Господи, сделай так… | страница 102
Тетрадку свою Мешок доставал очень редко, решив, что сначала надо разобраться в том, как устроена вся наша жизнь, а уже потом улучшать ее и делать более правильной и справедливой. Тем не менее кое-что Мешок все-таки понатворил.
На его совести страдания знакомого соседского кабана по прозвищу Медмедь, которого Мешок три дня спасал от зарезания, и Медмедь за это время так озверел и одичал, что никто уже и не решался приблизиться к нему с ножом за голенищем. Все это время кабан ревел и носился по своему и чужим участкам, а за ним еле поспевали хозяева, тоже изрядно озверевшие. В конце концов Мешок позволил исхудавшего кабана пристрелить, зарывшись головой в подушку, чтобы не слышать того выстрела.
Потом Мешок, по обыкновению, притих, как и после всех своих обломов, но ранней весной порадовал и нас, семиклассников, и весь советский народ, сделав выходными 9 мая и 8 марта. В середине восьмого, разузнав все про Нобелевскую премию, он (как оказалось, вместе с Жан-Полем Сартром) организовал эту небывалую радость Шолохову, зачарованный “Тихим Доном”, который, например, мы с Серегой к тому времени еще не осилили. Чуть позже, когда Мешок у меня дома пристрастился сам и приохотил меня ловить всякие вражеские голоса по пережившему моего отца старому отцову приемнику, его очень беспокоило соображение, что нобелевка, устроенная им, очень даже могла быть Шолоховым и не заслужена.
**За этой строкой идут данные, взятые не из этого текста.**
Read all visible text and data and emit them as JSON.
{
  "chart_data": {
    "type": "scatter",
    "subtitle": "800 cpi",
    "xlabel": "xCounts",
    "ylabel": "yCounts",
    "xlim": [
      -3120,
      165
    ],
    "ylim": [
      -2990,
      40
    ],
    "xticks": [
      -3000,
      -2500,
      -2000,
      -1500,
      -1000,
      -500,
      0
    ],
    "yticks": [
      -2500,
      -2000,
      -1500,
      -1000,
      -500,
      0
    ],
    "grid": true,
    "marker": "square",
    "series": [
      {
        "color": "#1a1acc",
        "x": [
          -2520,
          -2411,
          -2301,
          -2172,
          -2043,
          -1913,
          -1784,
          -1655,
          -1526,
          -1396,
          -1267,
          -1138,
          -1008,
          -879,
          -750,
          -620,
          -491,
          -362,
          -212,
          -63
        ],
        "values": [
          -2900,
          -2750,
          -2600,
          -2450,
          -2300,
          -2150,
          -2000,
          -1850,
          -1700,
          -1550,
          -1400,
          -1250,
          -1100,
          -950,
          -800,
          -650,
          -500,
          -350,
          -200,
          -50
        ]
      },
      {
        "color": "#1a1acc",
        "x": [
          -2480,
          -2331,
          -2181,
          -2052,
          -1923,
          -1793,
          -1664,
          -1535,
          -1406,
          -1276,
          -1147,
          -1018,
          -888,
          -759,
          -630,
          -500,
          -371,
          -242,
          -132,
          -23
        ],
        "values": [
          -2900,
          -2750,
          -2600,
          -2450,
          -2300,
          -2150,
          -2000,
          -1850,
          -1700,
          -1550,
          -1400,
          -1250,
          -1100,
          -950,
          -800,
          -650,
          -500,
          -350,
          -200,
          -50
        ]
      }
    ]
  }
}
Впрочем, он же все это делал не для Шолохова, а для книги, кто бы ее ни написал, а книга, по убеждению Мешка, стоила любой премии. Она приручала беспорядочную жизнь к верности — верности близким, любимым, долгу, Родине, несмотря на то что все это вместе невозможно совместить даже в разрывающемся сердце…
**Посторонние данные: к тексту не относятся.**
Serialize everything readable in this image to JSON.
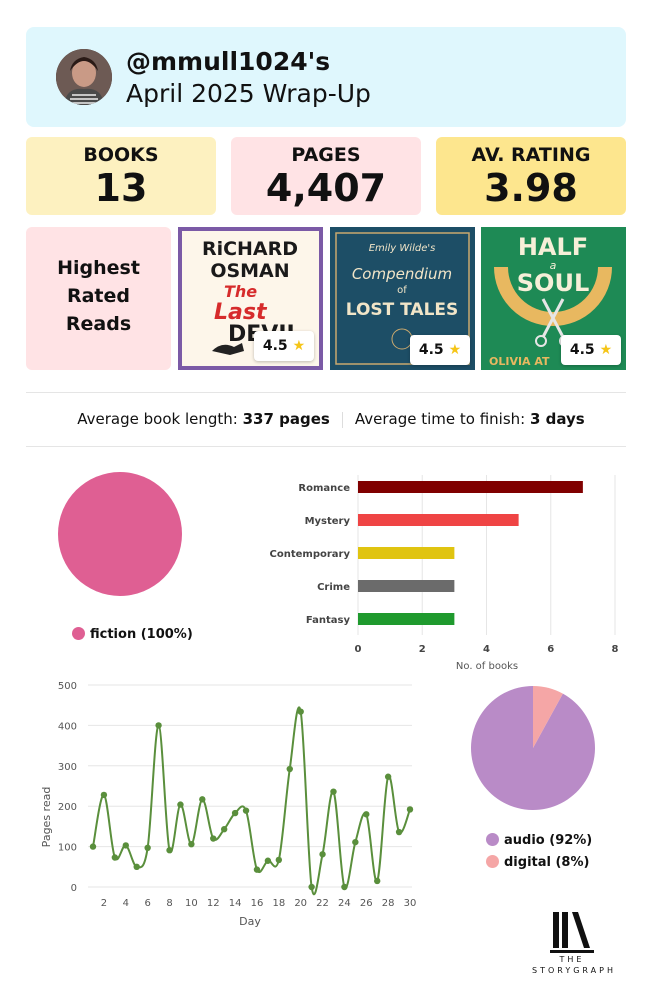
{
  "header": {
    "handle": "@mmull1024's",
    "period": "April 2025 Wrap-Up"
  },
  "stats": [
    {
      "label": "BOOKS",
      "value": "13",
      "color": "#fdf1c0"
    },
    {
      "label": "PAGES",
      "value": "4,407",
      "color": "#ffe3e5"
    },
    {
      "label": "AV. RATING",
      "value": "3.98",
      "color": "#fde68e"
    }
  ],
  "highest_rated": {
    "label_lines": [
      "Highest",
      "Rated",
      "Reads"
    ],
    "books": [
      {
        "author": "RICHARD OSMAN",
        "title": "The Last Devil To Die",
        "rating": "4.5"
      },
      {
        "author": "Emily Wilde's",
        "title": "Compendium of Lost Tales",
        "rating": "4.5"
      },
      {
        "author": "OLIVIA ATWATER",
        "title": "Half a Soul",
        "rating": "4.5"
      }
    ]
  },
  "averages": {
    "length_label": "Average book length: ",
    "length_value": "337 pages",
    "time_label": "Average time to finish: ",
    "time_value": "3 days"
  },
  "chart_data": [
    {
      "type": "pie",
      "labels": [
        "fiction"
      ],
      "values": [
        100
      ],
      "legend": [
        "fiction (100%)"
      ],
      "colors": [
        "#df5f93"
      ],
      "legend_placement": "bottom"
    },
    {
      "type": "bar",
      "orientation": "horizontal",
      "categories": [
        "Romance",
        "Mystery",
        "Contemporary",
        "Crime",
        "Fantasy"
      ],
      "values": [
        7,
        5,
        3,
        3,
        3
      ],
      "colors": [
        "#800000",
        "#ef4444",
        "#e0c410",
        "#6b6b6b",
        "#1f9a2e"
      ],
      "xlabel": "No. of books",
      "xlim": [
        0,
        8
      ],
      "xticks": [
        0,
        2,
        4,
        6,
        8
      ],
      "grid": true
    },
    {
      "type": "line",
      "x": [
        1,
        2,
        3,
        4,
        5,
        6,
        7,
        8,
        9,
        10,
        11,
        12,
        13,
        14,
        15,
        16,
        17,
        18,
        19,
        20,
        21,
        22,
        23,
        24,
        25,
        26,
        27,
        28,
        29,
        30
      ],
      "values": [
        100,
        228,
        73,
        103,
        50,
        97,
        400,
        91,
        204,
        106,
        217,
        120,
        143,
        183,
        189,
        43,
        65,
        67,
        292,
        434,
        0,
        81,
        236,
        0,
        111,
        180,
        15,
        273,
        136,
        192
      ],
      "color": "#5a8f3c",
      "xlabel": "Day",
      "ylabel": "Pages read",
      "ylim": [
        0,
        500
      ],
      "yticks": [
        0,
        100,
        200,
        300,
        400,
        500
      ],
      "xticks": [
        2,
        4,
        6,
        8,
        10,
        12,
        14,
        16,
        18,
        20,
        22,
        24,
        26,
        28,
        30
      ],
      "grid": true
    },
    {
      "type": "pie",
      "labels": [
        "audio",
        "digital"
      ],
      "values": [
        92,
        8
      ],
      "legend": [
        "audio (92%)",
        "digital (8%)"
      ],
      "colors": [
        "#b98bc7",
        "#f5a6a6"
      ],
      "legend_placement": "bottom"
    }
  ],
  "logo": {
    "line1": "THE",
    "line2": "STORYGRAPH"
  }
}
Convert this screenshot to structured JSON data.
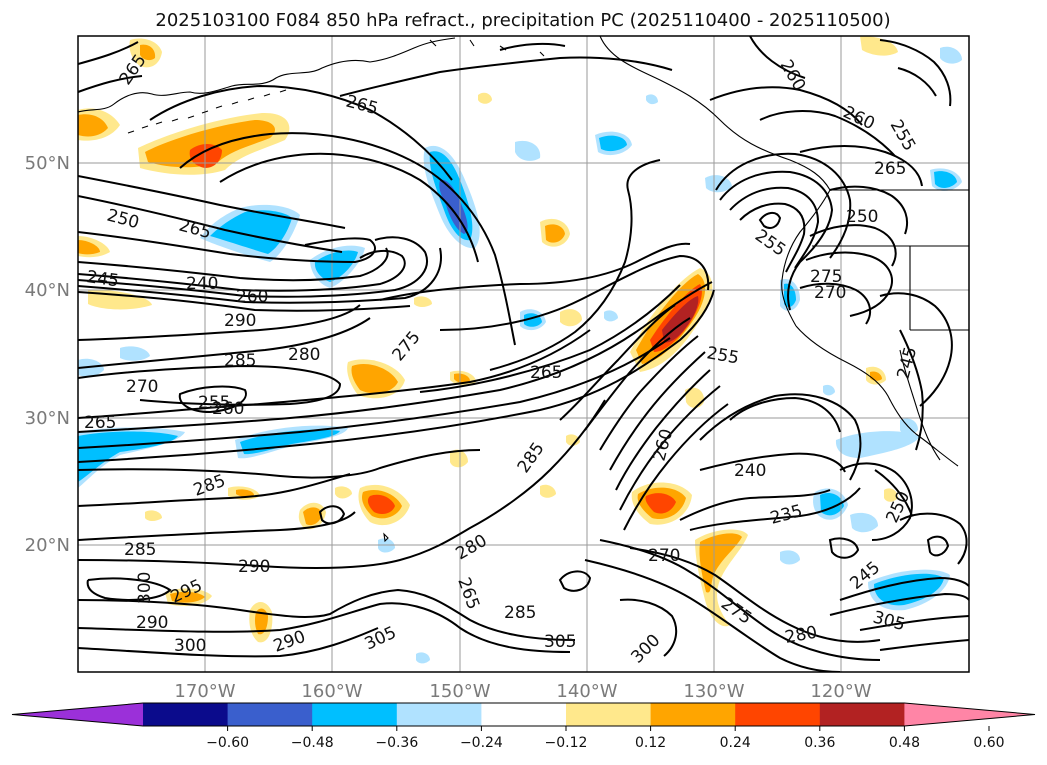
{
  "title": "2025103100 F084 850 hPa refract., precipitation PC (2025110400 - 2025110500)",
  "map": {
    "lon_labels": [
      "170°W",
      "160°W",
      "150°W",
      "140°W",
      "130°W",
      "120°W"
    ],
    "lat_labels": [
      "20°N",
      "30°N",
      "40°N",
      "50°N"
    ],
    "contour_labels": [
      "265",
      "265",
      "250",
      "265",
      "245",
      "240",
      "260",
      "290",
      "285",
      "280",
      "275",
      "270",
      "255",
      "260",
      "265",
      "265",
      "285",
      "290",
      "285",
      "295",
      "300",
      "290",
      "300",
      "305",
      "280",
      "265",
      "285",
      "305",
      "285",
      "290",
      "300",
      "270",
      "275",
      "280",
      "240",
      "235",
      "245",
      "250",
      "305",
      "255",
      "260",
      "255",
      "265",
      "250",
      "275",
      "270",
      "260",
      "245",
      "260",
      "255"
    ]
  },
  "colorbar": {
    "ticks": [
      "−0.60",
      "−0.48",
      "−0.36",
      "−0.24",
      "−0.12",
      "0.12",
      "0.24",
      "0.36",
      "0.48",
      "0.60"
    ],
    "colors": [
      "#9b30d9",
      "#0b0b8c",
      "#3a5fcd",
      "#00bfff",
      "#b0e2ff",
      "#ffffff",
      "#ffe88c",
      "#ffa500",
      "#ff4500",
      "#b22222",
      "#ff85a6"
    ]
  },
  "chart_data": {
    "type": "heatmap",
    "title": "2025103100 F084 850 hPa refract., precipitation PC (2025110400 - 2025110500)",
    "x_ticks": [
      "170°W",
      "160°W",
      "150°W",
      "140°W",
      "130°W",
      "120°W"
    ],
    "y_ticks": [
      "20°N",
      "30°N",
      "40°N",
      "50°N"
    ],
    "xlim_deg": [
      -180,
      -110
    ],
    "ylim_deg": [
      10,
      60
    ],
    "colorbar_ticks": [
      -0.6,
      -0.48,
      -0.36,
      -0.24,
      -0.12,
      0.12,
      0.24,
      0.36,
      0.48,
      0.6
    ],
    "contour_levels_shown": [
      235,
      240,
      245,
      250,
      255,
      260,
      265,
      270,
      275,
      280,
      285,
      290,
      295,
      300,
      305
    ]
  }
}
Мешок быстро и здорово умнел, но никто из нас этого не замечал, потому что ум человека можно обнаружить не в ответах его на какие-нибудь сложные и каверзные вопросы, а в самих вопросах, но Мешок спрашивать стеснялся, предпочитая помалкивать, а если и спрашивал, то мы от его вопросов привычно отмахивались. Да и не было нам дела до его ума. Мы любили его не за ум, а просто так — до гроба, как и он нас…
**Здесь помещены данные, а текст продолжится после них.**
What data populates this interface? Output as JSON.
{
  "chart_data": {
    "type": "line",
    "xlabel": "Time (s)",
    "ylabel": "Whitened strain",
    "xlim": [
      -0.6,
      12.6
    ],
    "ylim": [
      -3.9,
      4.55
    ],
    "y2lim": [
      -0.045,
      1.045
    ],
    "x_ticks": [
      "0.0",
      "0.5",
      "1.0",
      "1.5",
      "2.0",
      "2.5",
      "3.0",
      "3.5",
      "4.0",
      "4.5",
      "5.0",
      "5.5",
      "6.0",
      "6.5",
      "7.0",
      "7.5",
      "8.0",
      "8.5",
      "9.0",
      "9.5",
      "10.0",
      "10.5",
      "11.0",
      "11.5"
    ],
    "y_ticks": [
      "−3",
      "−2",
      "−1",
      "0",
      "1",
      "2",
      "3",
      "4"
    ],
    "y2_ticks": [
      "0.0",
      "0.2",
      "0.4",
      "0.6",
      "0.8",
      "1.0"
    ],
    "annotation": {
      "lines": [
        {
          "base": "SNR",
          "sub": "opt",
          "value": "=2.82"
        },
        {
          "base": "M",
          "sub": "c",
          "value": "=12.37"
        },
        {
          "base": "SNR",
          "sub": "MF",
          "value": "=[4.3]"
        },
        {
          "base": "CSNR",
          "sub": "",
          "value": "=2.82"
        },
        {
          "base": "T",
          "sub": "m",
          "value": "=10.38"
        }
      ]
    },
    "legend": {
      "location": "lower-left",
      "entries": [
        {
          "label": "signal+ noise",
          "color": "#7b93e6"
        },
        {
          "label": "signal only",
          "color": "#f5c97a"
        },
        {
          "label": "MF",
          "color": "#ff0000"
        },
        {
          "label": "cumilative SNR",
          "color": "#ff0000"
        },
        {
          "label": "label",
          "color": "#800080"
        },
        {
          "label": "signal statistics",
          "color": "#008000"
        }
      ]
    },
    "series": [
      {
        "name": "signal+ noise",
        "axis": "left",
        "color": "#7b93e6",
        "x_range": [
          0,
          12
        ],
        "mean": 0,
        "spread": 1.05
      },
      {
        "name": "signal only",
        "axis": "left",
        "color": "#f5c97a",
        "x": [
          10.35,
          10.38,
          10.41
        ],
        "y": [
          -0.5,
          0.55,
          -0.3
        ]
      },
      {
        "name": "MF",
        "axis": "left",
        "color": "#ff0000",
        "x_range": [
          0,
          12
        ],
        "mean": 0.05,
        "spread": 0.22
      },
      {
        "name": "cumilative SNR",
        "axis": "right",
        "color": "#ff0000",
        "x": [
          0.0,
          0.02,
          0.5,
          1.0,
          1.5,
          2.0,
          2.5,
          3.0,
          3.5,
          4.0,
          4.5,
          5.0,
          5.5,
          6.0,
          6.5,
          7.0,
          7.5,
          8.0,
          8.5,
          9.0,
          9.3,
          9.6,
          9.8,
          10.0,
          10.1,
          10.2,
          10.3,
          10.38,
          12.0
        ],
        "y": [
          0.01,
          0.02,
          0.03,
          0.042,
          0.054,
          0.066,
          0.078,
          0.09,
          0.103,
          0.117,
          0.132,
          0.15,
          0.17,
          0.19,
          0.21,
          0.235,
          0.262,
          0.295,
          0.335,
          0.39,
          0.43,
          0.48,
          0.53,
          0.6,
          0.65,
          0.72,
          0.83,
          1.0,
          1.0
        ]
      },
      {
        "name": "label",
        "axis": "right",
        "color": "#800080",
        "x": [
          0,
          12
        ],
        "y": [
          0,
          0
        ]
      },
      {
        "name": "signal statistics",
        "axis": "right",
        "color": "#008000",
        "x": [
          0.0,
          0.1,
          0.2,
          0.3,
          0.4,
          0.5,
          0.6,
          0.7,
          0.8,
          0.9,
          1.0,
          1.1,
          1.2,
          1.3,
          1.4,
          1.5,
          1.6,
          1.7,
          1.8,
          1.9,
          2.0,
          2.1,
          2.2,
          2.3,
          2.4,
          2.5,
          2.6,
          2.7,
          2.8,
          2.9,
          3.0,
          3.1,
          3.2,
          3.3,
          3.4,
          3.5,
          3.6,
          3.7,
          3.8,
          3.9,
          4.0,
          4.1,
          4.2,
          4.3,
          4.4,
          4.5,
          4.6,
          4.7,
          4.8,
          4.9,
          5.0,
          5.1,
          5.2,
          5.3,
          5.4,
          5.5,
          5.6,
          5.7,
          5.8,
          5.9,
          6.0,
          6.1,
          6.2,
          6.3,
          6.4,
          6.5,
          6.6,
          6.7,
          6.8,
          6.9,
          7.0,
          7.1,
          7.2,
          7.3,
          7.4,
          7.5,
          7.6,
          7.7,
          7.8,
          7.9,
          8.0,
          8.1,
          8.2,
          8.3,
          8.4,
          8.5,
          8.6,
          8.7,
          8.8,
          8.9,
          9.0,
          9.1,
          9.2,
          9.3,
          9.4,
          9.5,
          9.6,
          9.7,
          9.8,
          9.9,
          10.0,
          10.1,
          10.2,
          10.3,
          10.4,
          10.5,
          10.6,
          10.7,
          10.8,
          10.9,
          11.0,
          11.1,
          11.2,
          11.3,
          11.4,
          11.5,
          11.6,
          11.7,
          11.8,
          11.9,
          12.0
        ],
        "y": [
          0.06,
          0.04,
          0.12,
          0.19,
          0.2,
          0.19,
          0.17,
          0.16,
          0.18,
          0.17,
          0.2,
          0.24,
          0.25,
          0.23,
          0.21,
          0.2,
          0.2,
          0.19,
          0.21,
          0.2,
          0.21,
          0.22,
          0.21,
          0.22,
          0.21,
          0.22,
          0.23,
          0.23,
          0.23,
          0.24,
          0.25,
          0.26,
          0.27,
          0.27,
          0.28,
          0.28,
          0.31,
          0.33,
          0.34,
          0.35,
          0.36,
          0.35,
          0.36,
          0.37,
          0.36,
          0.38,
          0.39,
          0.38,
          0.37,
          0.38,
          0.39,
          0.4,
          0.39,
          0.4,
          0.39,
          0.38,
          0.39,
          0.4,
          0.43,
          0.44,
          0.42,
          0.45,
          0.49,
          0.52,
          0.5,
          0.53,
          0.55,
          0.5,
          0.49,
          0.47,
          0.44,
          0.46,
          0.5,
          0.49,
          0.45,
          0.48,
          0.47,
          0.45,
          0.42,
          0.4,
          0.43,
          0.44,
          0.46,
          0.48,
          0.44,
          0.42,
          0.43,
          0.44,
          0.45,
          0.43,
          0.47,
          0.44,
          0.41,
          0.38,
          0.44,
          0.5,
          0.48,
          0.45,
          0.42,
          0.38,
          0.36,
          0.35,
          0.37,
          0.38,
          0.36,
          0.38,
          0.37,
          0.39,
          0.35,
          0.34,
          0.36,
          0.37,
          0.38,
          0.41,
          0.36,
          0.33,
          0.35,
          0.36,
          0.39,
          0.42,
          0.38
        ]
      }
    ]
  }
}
А Серега все это время оголтело бунтовал. Прежнее его упрямое сопротивление любым требованиям учителей и домашних выглядело теперь безропотным послушанием паймальчика. Сейчас на любое такое требование и вообще на любое неодобрение взрослых он мог в ответ каждого этого недовольного запросто и подробно послать, куда считал правильным, а неодобрение всех других — даже почудившееся ему неодобрение — тут же встречало куда более болезненный отпор.